Abstract:
Communication between computer and the human is basically done through keyboard and screen-oriented systems. In the current Sri Lankan context, this restricts the usage of computers to a small fraction of the population, who are both computer literate and conversant with English. Accordingly, the major barrier between the computer and people in Sri Lanka is the language since English is not the mother tongue of most of the people and there is a large proportion of under educated people in rural areas of Sri Lanka. In order to enable a wider proportion of population to benefit from Information Technology, there is a dire need for an interface other than keyboard and screen interface that is widely used at present. The best solution is an efficient speech recognizer so that a natural human-machine interface could be developed to replace the traditional interfaces, such as keyboard and mouse of the computer. Further speech technologies guarantee to be the next generation user interface. For many languages speech recognition applications as well as text to speech synthesis applications have been developed and they have achieved a considerably high precision and applied them in real world applications successfully in developed countries. Even though currently there is no proper speech recognition approach for Sinhala language and the researches in this field in Sri Lanka is still in an infant stage.

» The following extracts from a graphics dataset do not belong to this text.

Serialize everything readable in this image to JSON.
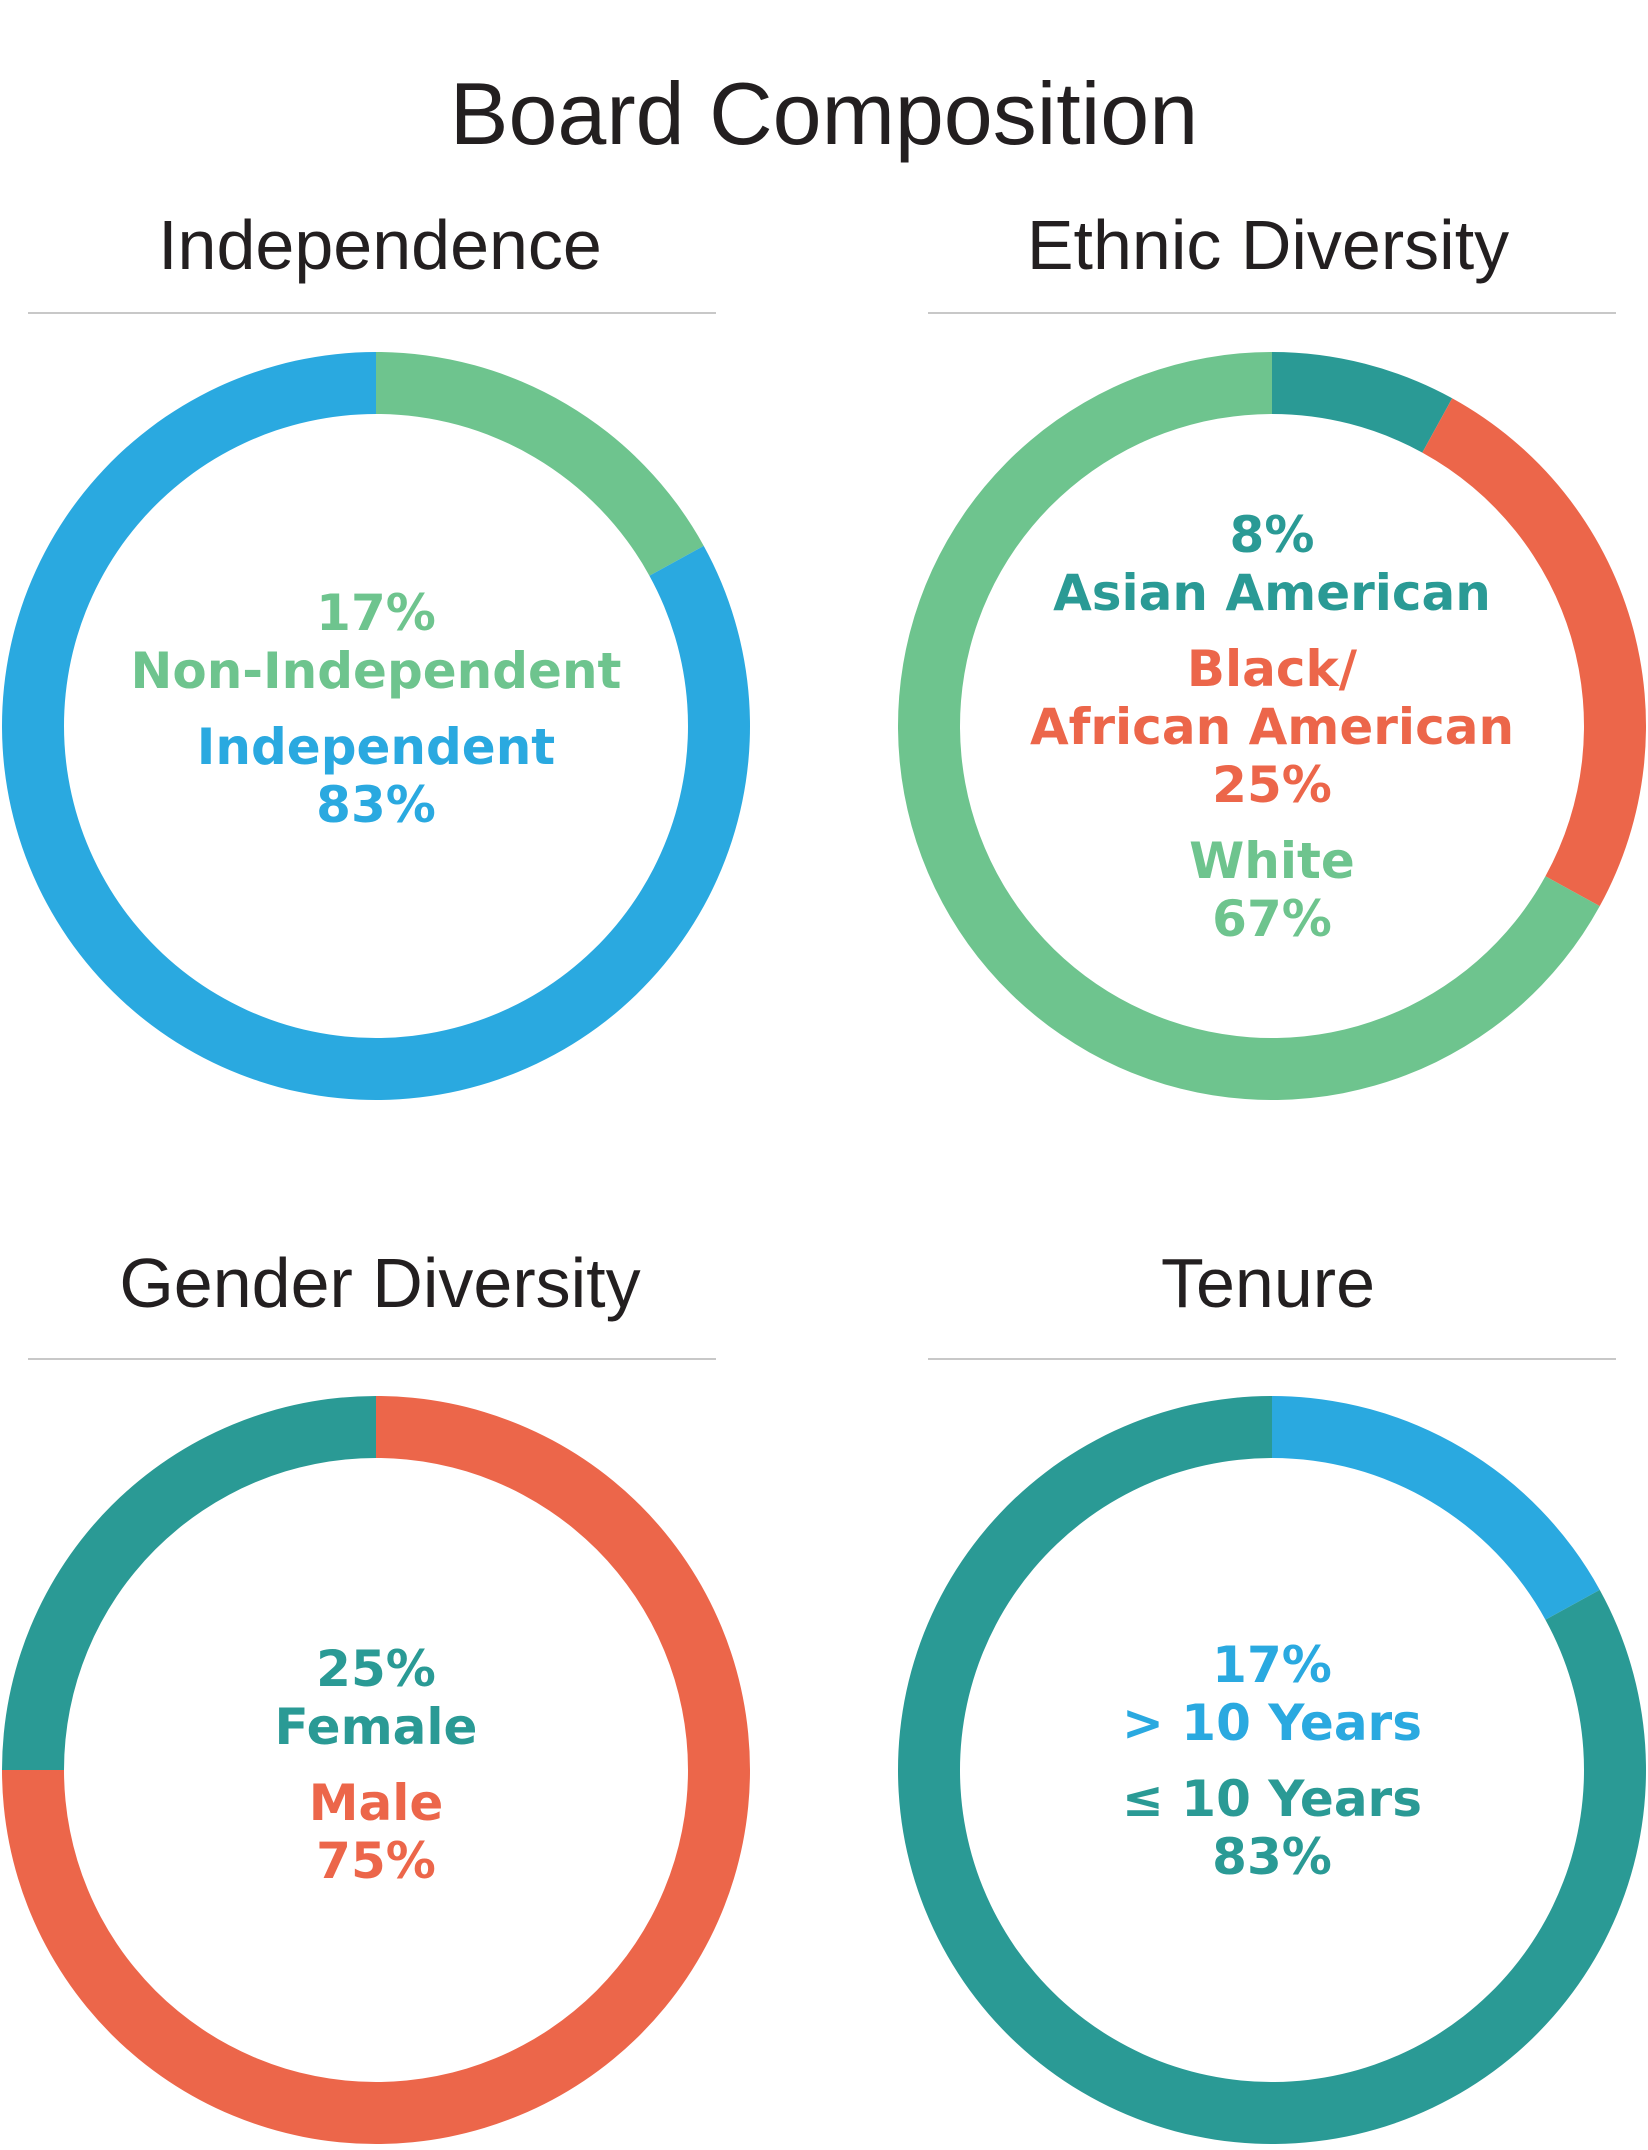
{
  "title": "Board Composition",
  "colors": {
    "blue": "#2aa9e0",
    "green": "#6ec48e",
    "teal": "#2a9a95",
    "orange": "#ec664a",
    "divider": "#c8c8c8"
  },
  "chart_data": [
    {
      "type": "pie",
      "title": "Independence",
      "categories": [
        "Non-Independent",
        "Independent"
      ],
      "values": [
        17,
        83
      ],
      "colors": [
        "#6ec48e",
        "#2aa9e0"
      ],
      "labels": [
        {
          "pct": "17%",
          "name": "Non-Independent"
        },
        {
          "name": "Independent",
          "pct": "83%"
        }
      ]
    },
    {
      "type": "pie",
      "title": "Ethnic Diversity",
      "categories": [
        "Asian American",
        "Black / African American",
        "White"
      ],
      "values": [
        8,
        25,
        67
      ],
      "colors": [
        "#2a9a95",
        "#ec664a",
        "#6ec48e"
      ],
      "labels": [
        {
          "pct": "8%",
          "name": "Asian American"
        },
        {
          "name_line1": "Black/",
          "name_line2": "African American",
          "pct": "25%"
        },
        {
          "name": "White",
          "pct": "67%"
        }
      ]
    },
    {
      "type": "pie",
      "title": "Gender Diversity",
      "categories": [
        "Male",
        "Female"
      ],
      "values": [
        75,
        25
      ],
      "colors": [
        "#ec664a",
        "#2a9a95"
      ],
      "labels": [
        {
          "pct": "25%",
          "name": "Female"
        },
        {
          "name": "Male",
          "pct": "75%"
        }
      ]
    },
    {
      "type": "pie",
      "title": "Tenure",
      "categories": [
        "> 10 Years",
        "≤ 10 Years"
      ],
      "values": [
        17,
        83
      ],
      "colors": [
        "#2aa9e0",
        "#2a9a95"
      ],
      "labels": [
        {
          "pct": "17%",
          "name": "> 10 Years"
        },
        {
          "name": "≤ 10 Years",
          "pct": "83%"
        }
      ]
    }
  ]
}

Here we investigated the fitness of the dynamic programming technique called Dynamic Time Warping (DTW) algorithm in conjunction with the Mel Frequency Cepstral Coefficients (MFCC) to identify separately pronounced Sinhala words. One of the major difficulties in speech recognition is that although different recordings of the same words includes more or less the same sounds in the same order, the durations of each sub word within the word do not match. Consequently, when recognizing words by matching them with reference templates it gives inaccurate results if there is no temporal alignment. DTW solves this problem by accommodating differences in timing between test words and reference templates.

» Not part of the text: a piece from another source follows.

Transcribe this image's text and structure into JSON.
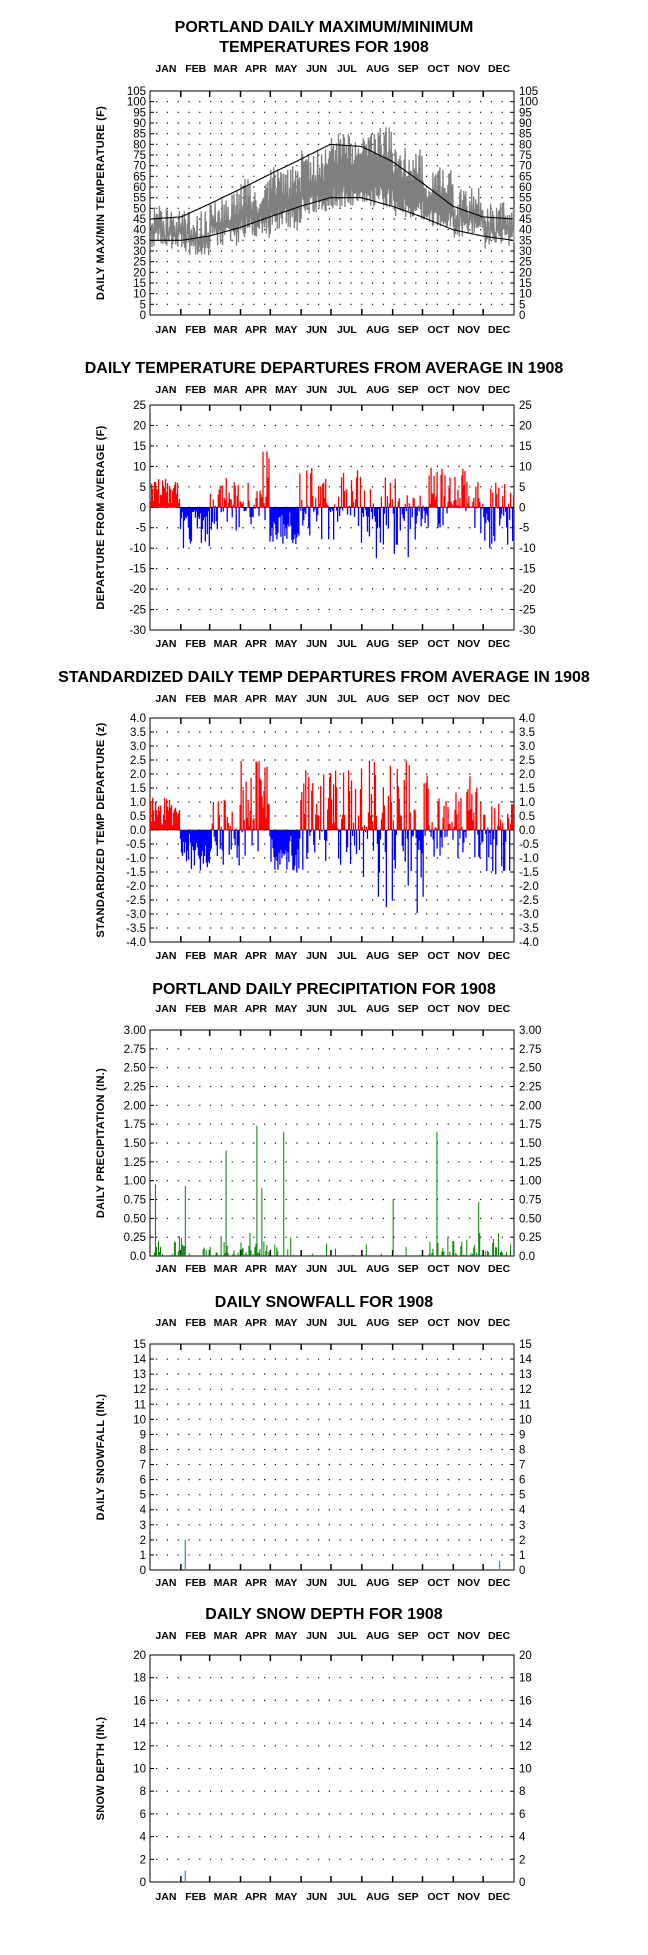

Converting the sound waves into a parametric representation is a major part of any speech recognition approach and here we have used MFCCs along with their first and second derivatives in time as the feature vector because they have been shown good performance in both speech recognition a well as in speaker recognition than other conventional speech features, In addition the derivatives reflect better dynamic changes of human voice over time. For extracting the features we divide speech signal into equally spaced frames and compute one set of features per frame as the speech signals are not stationary. We developed the referencetemplates for each word from one example of that particular word per speaker and matched the test speech against to those reference patterns using DTW approach rather than other methods such as Vector Quantization and Euclidean distance because DTW can successfully deal with test signal and reference templates of the same word having different durations. The local distance measure is the distance between features at a pair of frames while the global distance from beginning of utterance until last pair of frames reflects the similarity between two vectors. Based on that, we could recognize the words that we input from our selected vocabulary.
In most of the systems developed based on DTW for other languages have been used very limited vocabulary for instance ten words but in this work we have used a considerably large vocabulary of 600 words. We obtained the recordings and separated each utterance and made an audio file for each using the software Praat. We developed the program in MATLAB 7.0. For our experiment we used two informants whose native language is Sinhala since we followed speaker dependent approach and tested each speaker separately, it displayed 80.33% overall accuracy.